There is also an embarrassing naiveté to Hillary Clinton’s grasp of what it takes to effectively rein in Wall Street. Here’s how she explained on the debate stage what she’s done in the past to tackle Wall Street:
“You know, I — I respect the passion and intensity. I represented Wall Street, as a senator from New York, and I went to Wall Street in December of 2007 — before the big crash that we had — and I basically said, ‘cut it out! Quit foreclosing on homes. Quit engaging in these kinds of speculative behaviors.’”
Anyone who thinks that wagging a finger at Wall Street and telling them to “cut it out” is going to get the job done has just not been paying attention. Just this past May, only seven years after collapsing the U.S. financial system from the weight of their own corruption, two U.S. based Wall Street banks, JPMorgan Chase and Citigroup, were charged with criminal felonies for rigging foreign currency markets and admitted to the charge. More collusive activity by Wall Street mega banks remains under investigation by the U.S. Justice Department.
Hillary’s experts are clearly not the experts at the U.S. Treasury’s Office of Financial Research (OFR) – the office that advises the top U.S. regulators that sit on the Financial Stability Oversight Council. Just this past February, OFR released a report which found the following:
“…the default of a bank with a higher connectivity index would have a greater impact on the rest of the banking system because its shortfall would spill over onto other financial institutions, creating a cascade that could lead to further defaults. High leverage, measured as the ratio of total assets to Tier 1 capital, tends to be associated with high financial connectivity and many of the largest institutions are high on both dimensions…The larger the bank, the greater the potential spillover if it defaults; the higher its leverage, the more prone it is to default under stress; and the greater its connectivity index, the greater is the share of the default that cascades onto the banking system. The product of these three factors provides an overall measure of the contagion risk that the bank poses for the financial system.”
Who posed the greatest threat under this study? The two banks that would admit to criminal felony conduct just three months later – JPMorgan Chase and Citigroup.

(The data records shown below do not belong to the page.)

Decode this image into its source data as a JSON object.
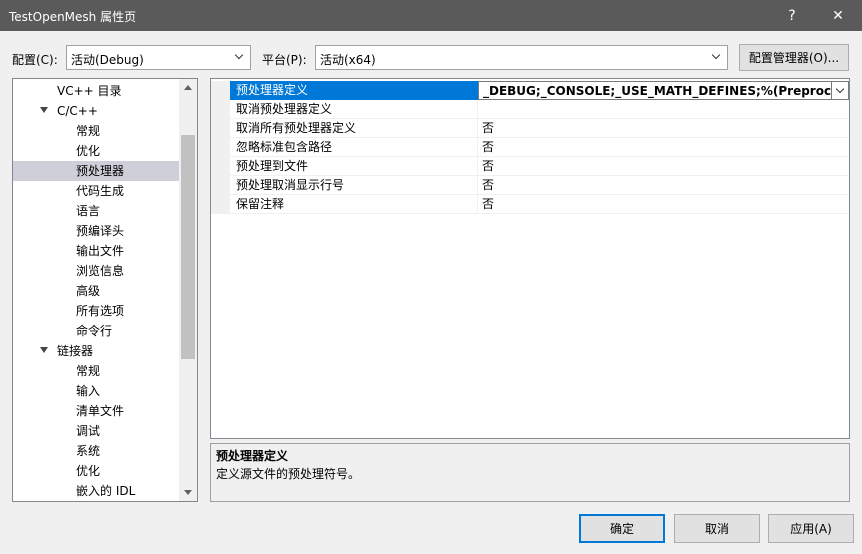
{
  "window": {
    "title": "TestOpenMesh 属性页",
    "help_label": "?",
    "close_label": "✕"
  },
  "toolbar": {
    "config_label": "配置(C):",
    "config_value": "活动(Debug)",
    "platform_label": "平台(P):",
    "platform_value": "活动(x64)",
    "config_manager_label": "配置管理器(O)..."
  },
  "tree": {
    "items": [
      {
        "label": "VC++ 目录"
      },
      {
        "label": "C/C++"
      },
      {
        "label": "常规"
      },
      {
        "label": "优化"
      },
      {
        "label": "预处理器"
      },
      {
        "label": "代码生成"
      },
      {
        "label": "语言"
      },
      {
        "label": "预编译头"
      },
      {
        "label": "输出文件"
      },
      {
        "label": "浏览信息"
      },
      {
        "label": "高级"
      },
      {
        "label": "所有选项"
      },
      {
        "label": "命令行"
      },
      {
        "label": "链接器"
      },
      {
        "label": "常规"
      },
      {
        "label": "输入"
      },
      {
        "label": "清单文件"
      },
      {
        "label": "调试"
      },
      {
        "label": "系统"
      },
      {
        "label": "优化"
      },
      {
        "label": "嵌入的 IDL"
      }
    ],
    "selected_label": "预处理器"
  },
  "properties": {
    "rows": [
      {
        "name": "预处理器定义",
        "value": "_DEBUG;_CONSOLE;_USE_MATH_DEFINES;%(PreprocessorD"
      },
      {
        "name": "取消预处理器定义",
        "value": ""
      },
      {
        "name": "取消所有预处理器定义",
        "value": "否"
      },
      {
        "name": "忽略标准包含路径",
        "value": "否"
      },
      {
        "name": "预处理到文件",
        "value": "否"
      },
      {
        "name": "预处理取消显示行号",
        "value": "否"
      },
      {
        "name": "保留注释",
        "value": "否"
      }
    ]
  },
  "description": {
    "title": "预处理器定义",
    "text": "定义源文件的预处理符号。"
  },
  "buttons": {
    "ok": "确定",
    "cancel": "取消",
    "apply": "应用(A)"
  },
  "colors": {
    "titlebar": "#5a5a5a",
    "selection_accent": "#0078d7",
    "tree_selection": "#cfcfd9"
  }
}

Hillary Clinton is wrong on her facts and wrong for America at one of the most dangerous financial moments in our Nation’s history. Her husband signed the legislation in 1999 that repealed the Glass-Steagall Act. He has stated that this action had nothing to do with causing the 2008-2009 crash. For Hillary Clinton to restore this vitally needed legislation would eviscerate her husband’s legacy as President. She is a conflicted candidate on that basis as well as because her campaign is being financed by Wall Street powerhouses and their legions of law firms. Sanders is being financed by the little guy who wants to restore democracy in America.
It may take a Democratic Socialist to save capitalism and take back America from the death grip of the 1 percent.